Esta pergunta continua a ser feita por milhões de pessoas que não se resignam a ser tratadas como imbecis pelos poderes que decidiram impor esta guerra ao mundo. É, de facto, de um escandaloso processo de imbecilização que se trata. Os mentores da guerra de agressão contra o Iraque encaram os cidadãos como acéfalos consumidores de reality shows para quem qualquer justificação serve, das armas de destruição em massa que ninguém encontra porque andam escondidas em camiões até à libertação das mulheres iraquianas.
Mas falemos sério: não é a posse de armas de destruição em massa uma ameaça para o mundo? É, certamente. Por isso mesmo é inaceitável o sinal dado ao mundo pela administração Bush, em 2000, ao romper unilateralmente o tratado sobre mísseis anti-balísticos (ABM). E também por isso é tão grave a mensagem agora dada por este governo dos Estados Unidos com a guerra de agressão contra o Iraque (onde não se provou a existência dessas armas), ao mesmo tempo que se "poupa" a Coreia do Norte (que não só as tem como as exibe e as promete publicamente vender a regimes inimigos dos Estados Unidos): pelos vistos, ter efectivamente armas de destruição em massa não só não é condenável como é mesmo a melhor garantia de não vir a ser atacado.

2. O Presidente Bush pediu que os prisioneiros de guerra norte-americanos sejam tratados com humanidade pelos iraquianos.
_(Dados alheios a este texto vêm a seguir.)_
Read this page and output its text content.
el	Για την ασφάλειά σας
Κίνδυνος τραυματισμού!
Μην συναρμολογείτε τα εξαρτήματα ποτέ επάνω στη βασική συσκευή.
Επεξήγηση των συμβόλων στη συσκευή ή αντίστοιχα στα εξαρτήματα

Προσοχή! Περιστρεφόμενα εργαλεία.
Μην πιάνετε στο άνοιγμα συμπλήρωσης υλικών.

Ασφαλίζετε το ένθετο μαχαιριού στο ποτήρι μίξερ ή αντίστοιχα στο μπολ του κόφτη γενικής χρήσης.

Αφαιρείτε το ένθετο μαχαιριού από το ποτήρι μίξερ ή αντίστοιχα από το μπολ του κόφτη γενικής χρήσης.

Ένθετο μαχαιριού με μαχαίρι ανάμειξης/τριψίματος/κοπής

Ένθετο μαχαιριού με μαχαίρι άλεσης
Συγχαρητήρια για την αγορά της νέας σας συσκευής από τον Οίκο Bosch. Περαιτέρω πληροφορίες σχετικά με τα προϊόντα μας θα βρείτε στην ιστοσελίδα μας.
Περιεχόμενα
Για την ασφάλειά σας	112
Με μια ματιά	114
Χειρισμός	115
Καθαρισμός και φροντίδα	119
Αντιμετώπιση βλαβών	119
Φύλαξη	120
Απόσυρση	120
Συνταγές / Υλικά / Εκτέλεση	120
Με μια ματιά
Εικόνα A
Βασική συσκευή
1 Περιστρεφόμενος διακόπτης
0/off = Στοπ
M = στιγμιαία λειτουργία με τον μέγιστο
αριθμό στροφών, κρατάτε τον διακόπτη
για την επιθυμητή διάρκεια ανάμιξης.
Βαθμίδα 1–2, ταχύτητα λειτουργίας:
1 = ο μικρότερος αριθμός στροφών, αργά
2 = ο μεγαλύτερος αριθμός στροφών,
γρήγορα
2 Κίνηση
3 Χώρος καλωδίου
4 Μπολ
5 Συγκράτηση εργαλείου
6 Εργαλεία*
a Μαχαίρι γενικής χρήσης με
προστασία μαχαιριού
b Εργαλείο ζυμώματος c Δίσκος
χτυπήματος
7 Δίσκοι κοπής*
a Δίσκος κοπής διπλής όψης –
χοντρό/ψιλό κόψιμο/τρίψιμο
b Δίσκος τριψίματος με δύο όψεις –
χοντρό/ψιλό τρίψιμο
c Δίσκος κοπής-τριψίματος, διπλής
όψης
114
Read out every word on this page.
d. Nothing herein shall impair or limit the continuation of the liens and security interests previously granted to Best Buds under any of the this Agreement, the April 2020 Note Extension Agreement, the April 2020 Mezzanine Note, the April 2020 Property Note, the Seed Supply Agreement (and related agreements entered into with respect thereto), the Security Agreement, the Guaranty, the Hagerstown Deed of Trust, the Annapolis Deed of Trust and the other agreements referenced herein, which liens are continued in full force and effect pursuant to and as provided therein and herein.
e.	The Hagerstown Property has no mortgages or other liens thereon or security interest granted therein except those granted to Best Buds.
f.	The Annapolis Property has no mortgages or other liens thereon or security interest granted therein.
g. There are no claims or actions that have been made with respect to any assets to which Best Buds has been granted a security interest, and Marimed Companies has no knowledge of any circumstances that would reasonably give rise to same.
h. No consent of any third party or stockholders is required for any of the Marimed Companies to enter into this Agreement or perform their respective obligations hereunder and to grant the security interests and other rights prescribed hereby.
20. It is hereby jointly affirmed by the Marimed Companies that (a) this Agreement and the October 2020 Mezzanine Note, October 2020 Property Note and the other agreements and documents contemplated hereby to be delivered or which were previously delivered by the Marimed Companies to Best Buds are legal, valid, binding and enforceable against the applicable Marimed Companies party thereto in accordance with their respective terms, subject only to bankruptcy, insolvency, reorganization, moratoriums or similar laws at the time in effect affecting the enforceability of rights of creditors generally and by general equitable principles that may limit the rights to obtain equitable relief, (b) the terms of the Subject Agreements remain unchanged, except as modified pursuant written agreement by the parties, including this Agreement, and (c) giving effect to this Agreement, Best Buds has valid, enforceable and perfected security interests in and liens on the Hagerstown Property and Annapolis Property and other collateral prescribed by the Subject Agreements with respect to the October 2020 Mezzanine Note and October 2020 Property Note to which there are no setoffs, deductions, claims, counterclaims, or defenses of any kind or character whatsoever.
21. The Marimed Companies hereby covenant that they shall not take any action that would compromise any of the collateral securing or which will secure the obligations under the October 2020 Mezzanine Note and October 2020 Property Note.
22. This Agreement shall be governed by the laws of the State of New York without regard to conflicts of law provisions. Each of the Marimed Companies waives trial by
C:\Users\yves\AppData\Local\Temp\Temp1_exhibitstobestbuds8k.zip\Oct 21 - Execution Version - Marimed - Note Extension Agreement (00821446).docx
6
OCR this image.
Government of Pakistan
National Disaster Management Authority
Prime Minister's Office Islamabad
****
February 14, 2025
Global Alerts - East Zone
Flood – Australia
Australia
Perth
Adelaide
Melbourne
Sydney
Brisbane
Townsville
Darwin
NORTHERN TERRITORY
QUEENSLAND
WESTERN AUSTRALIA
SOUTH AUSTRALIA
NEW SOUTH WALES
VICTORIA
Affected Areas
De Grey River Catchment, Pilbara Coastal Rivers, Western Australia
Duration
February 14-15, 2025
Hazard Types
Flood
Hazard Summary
Por seu lado, Donald Rumsfeld afirmou que a exibição destes prisioneiros na televisão é uma violação grosseira das Convenções de Genebra sobre o direito dos conflitos armados. Têm ambos absoluta razão.
O Direito Internacional - o tal que está completamente ultrapassado porque reproduz o mundo antigo, herdado de 1945, portanto anterior à dominação imperial dos Estados Unidos - tem mesmo que ser preservado na sua função reguladora das relações internacionais. Porque, como agora sentem justificadamente Bush e Rumsfeld, o direito que menosprezamos e violamos hoje, é o mesmo que nos defenderá amanha quando formos agredidos.
Ficamos, pois, todos com a esperança de que aos prisioneiros de guerra alegadamente talibãs, detidos na base norte-americana de Guantanamo, seja finalmente dado um tratamento de mínima dignidade que lhes foi negado até hoje pelos Estados Unidos.

3. O Pentágono sugeriu às televisões americanas para não transmitirem as imagens dos prisioneiros de guerra nas mãos do Iraque antes de as famílias serem avisadas. O Pentágono sabe, por experiência, que a guerra há muito que se ganha ou perde na opinião pública quase tanto como no teatro de operações. Este é, por isso, o tempo dos censores.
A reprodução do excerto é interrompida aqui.